Ces associations étaient de compositions diverses. Certaines d'origine intellectuelle, revendiquaient une adhésion rationnelle à l'action du Président Abdou Diouf et prétendaient donc partir d'une analyse de la réalité sociale, politique et économique. D'autres regroupaient des femmes, des ruraux, des individus appartenant à la même région que ABDOU Diouf, des griots etc. Bien que différents, ces groupes fonctionnaient selon une logique commune celle du « soutien mercenaire », caractérisée par le courtage politique, la négociation et l'achat d'allégeances partisanes. 

* 41 Ce référendum devait permettre au Sénégal de se déterminer par rapport à son appartenance à la communauté française.

* 42 Cf. l'article de Antoine Tine, Du multiple à l'un et vice versa ? Essai sur le multipartisme au Sénégal (1974-1996), Institut d'Etudes Politiques de Paris, disponible sur Internet, www.
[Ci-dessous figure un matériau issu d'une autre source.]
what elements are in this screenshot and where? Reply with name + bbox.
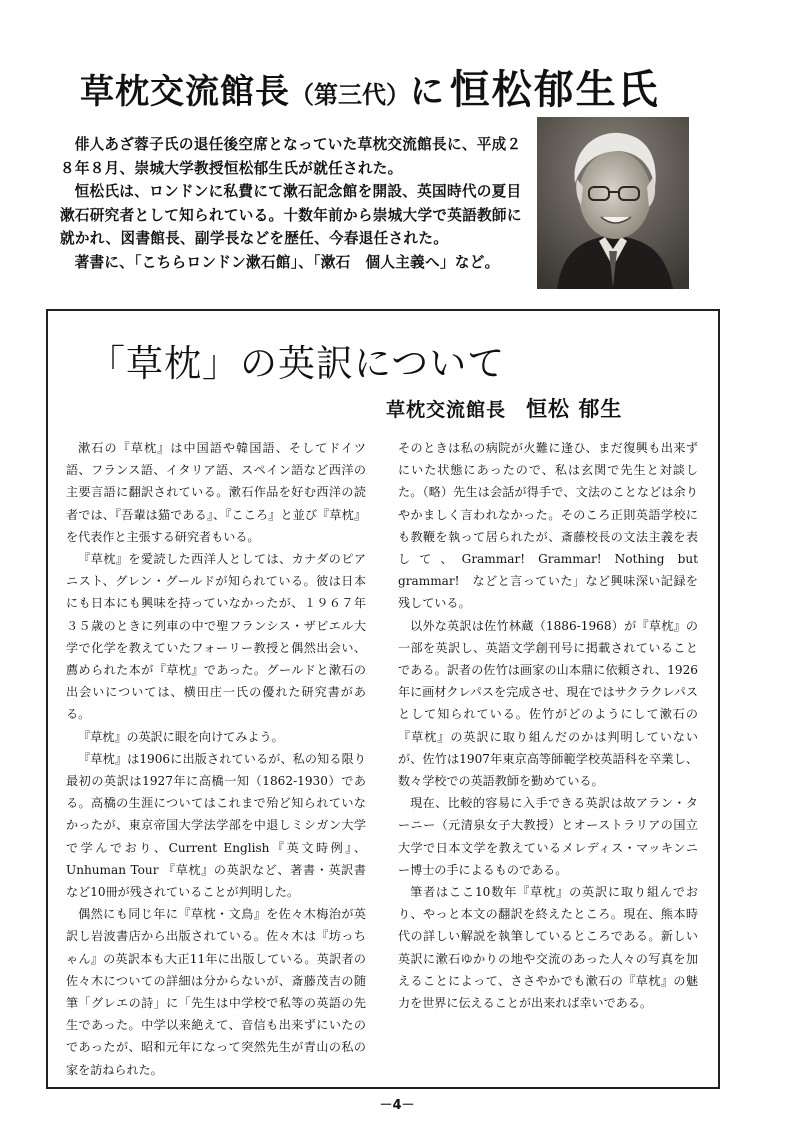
page-title xyxy=(80,58,720,115)
byline-name: 恒松 郁生 xyxy=(526,397,623,421)
article-column-left xyxy=(66,437,366,1081)
article-title: 「草枕」の英訳について xyxy=(88,342,506,385)
page-number: －4－ xyxy=(379,1098,415,1113)
intro-paragraph: 恒松氏は、ロンドンに私費にて漱石記念館を開設、英国時代の夏目漱石研究者として知られている。十数年前から崇城大学で英語教師に就かれ、図書館長、副学長などを歴任、今春退任された。 xyxy=(60,183,522,247)
portrait-photo xyxy=(537,117,689,289)
portrait-illustration xyxy=(537,117,689,289)
title-paren: （第三代） xyxy=(290,81,410,109)
title-main: 草枕交流館長 xyxy=(80,72,290,112)
article-paragraph: 現在、比較的容易に入手できる英訳は故アラン・ターニー（元清泉女子大教授）とオーストラリアの国立大学で日本文学を教えているメレディス・マッキンニー博士の手によるものである。 xyxy=(398,796,698,877)
article-paragraph: 偶然にも同じ年に『草枕・文鳥』を佐々木梅治が英訳し岩波書店から出版されている。佐々木は『坊っちゃん』の英訳本も大正11年に出版している。英訳者の佐々木についての詳細は分からないが、斎藤茂吉の随筆「グレエの詩」に「先生は中学校で私等の英語の先生であった。中学以来絶えて、音信も出来ずにいたのであったが、昭和元年になって突然先生が青山の私の家を訪ねられた。 xyxy=(66,907,366,1077)
article-paragraph: 以外な英訳は佐竹林蔵（1886-1968）が『草枕』の一部を英訳し、英語文学創刊号に掲載されていることである。訳者の佐竹は画家の山本鼎に依頼され、1926年に画材クレパスを完成させ、現在ではサクラクレパスとして知られている。佐竹がどのようにして漱石の『草枕』の英訳に取り組んだのかは判明していないが、佐竹は1907年東京高等師範学校英語科を卒業し、数々学校での英語教師を勤めている。 xyxy=(398,618,698,789)
intro-text xyxy=(60,133,522,274)
article-paragraph: 筆者はここ10数年『草枕』の英訳に取り組んでおり、やっと本文の翻訳を終えたところ。現在、熊本時代の詳しい解説を執筆しているところである。新しい英訳に漱石ゆかりの地や交流のあった人々の写真を加えることによって、ささやかでも漱石の『草枕』の魅力を世界に伝えることが出来れば幸いである。 xyxy=(398,885,698,1011)
article-box xyxy=(46,309,720,1089)
title-name: 恒松郁生氏 xyxy=(449,67,660,113)
byline-position: 草枕交流館長 xyxy=(386,399,507,421)
article-paragraph: 漱石の『草枕』は中国語や韓国語、そしてドイツ語、フランス語、イタリア語、スペイン語など西洋の主要言語に翻訳されている。漱石作品を好む西洋の読者では、『吾輩は猫である』、『こころ』と並び『草枕』を代表作と主張する研究者もいる。 xyxy=(66,441,366,544)
article-column-right xyxy=(398,437,698,1014)
article-byline xyxy=(386,393,622,423)
intro-paragraph: 俳人あざ蓉子氏の退任後空席となっていた草枕交流館長に、平成２８年８月、崇城大学教授恒松郁生氏が就任された。 xyxy=(60,136,522,177)
intro-paragraph: 著書に、「こちらロンドン漱石館」、「漱石 個人主義へ」など。 xyxy=(74,253,500,271)
article-paragraph: 『草枕』の英訳に眼を向けてみよう。 xyxy=(78,729,284,744)
article-paragraph: そのときは私の病院が火難に逢ひ、まだ復興も出来ずにいた状態にあったので、私は玄関で先生と対談した。（略）先生は会話が得手で、文法のことなどは余りやかましく言われなかった。そのころ正則英語学校にも教鞭を執って居られたが、斎藤校長の文法主義を表して、Grammar! Grammar! Nothing but grammar! などと言っていた」など興味深い記録を残している。 xyxy=(398,441,698,611)
article-paragraph: 『草枕』は1906に出版されているが、私の知る限り最初の英訳は1927年に高橋一知（1862-1930）である。高橋の生涯についてはこれまで殆ど知られていなかったが、東京帝国大学法学部を中退しミシガン大学で学んでおり、Current English『英文時例』、Unhuman Tour 『草枕』の英訳など、著書・英訳書 など10冊が残されていることが判明した。 xyxy=(66,751,366,900)
article-paragraph: 『草枕』を愛読した西洋人としては、カナダのピアニスト、グレン・グールドが知られている。彼は日本にも日本にも興味を持っていなかったが、１９６７年３５歳のときに列車の中で聖フランシス・ザビエル大学で化学を教えていたフォーリー教授と偶然出会い、薦められた本が『草枕』であった。グールドと漱石の出会いについては、横田庄一氏の優れた研究書がある。 xyxy=(66,552,366,722)
title-particle: に xyxy=(410,72,444,112)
Cean.u-bordeaux.fr/polis/ vol3n1/arti4.html.

* 43 « Quel hommage à Cheikh Anta ? », Fernant, N°. 31, Dakar, avril 1986, p. 18 : la succession Senghor-Diouf ayant ainsi été assurée, la question est de savoir quels ont été les rapports du RND de Ch. A. Diop avec le monde Mouride qui a été censé être la base même du parti. A cet effet, CH. A. Diop lui-même a expliqué : « le RND est un parti laïc. Mais chacun est né dans un milieu. Alors tant mieux si ce milieu l'aide dans le cadre d'une action politique ». Cf. « La conférence de Ch. A. Diop, Taxaw, N°. 4, juillet 1983, p. 8.

* 44 Le N'diambour (ou Louga) étant la région natale de Diouf. Voir annexe.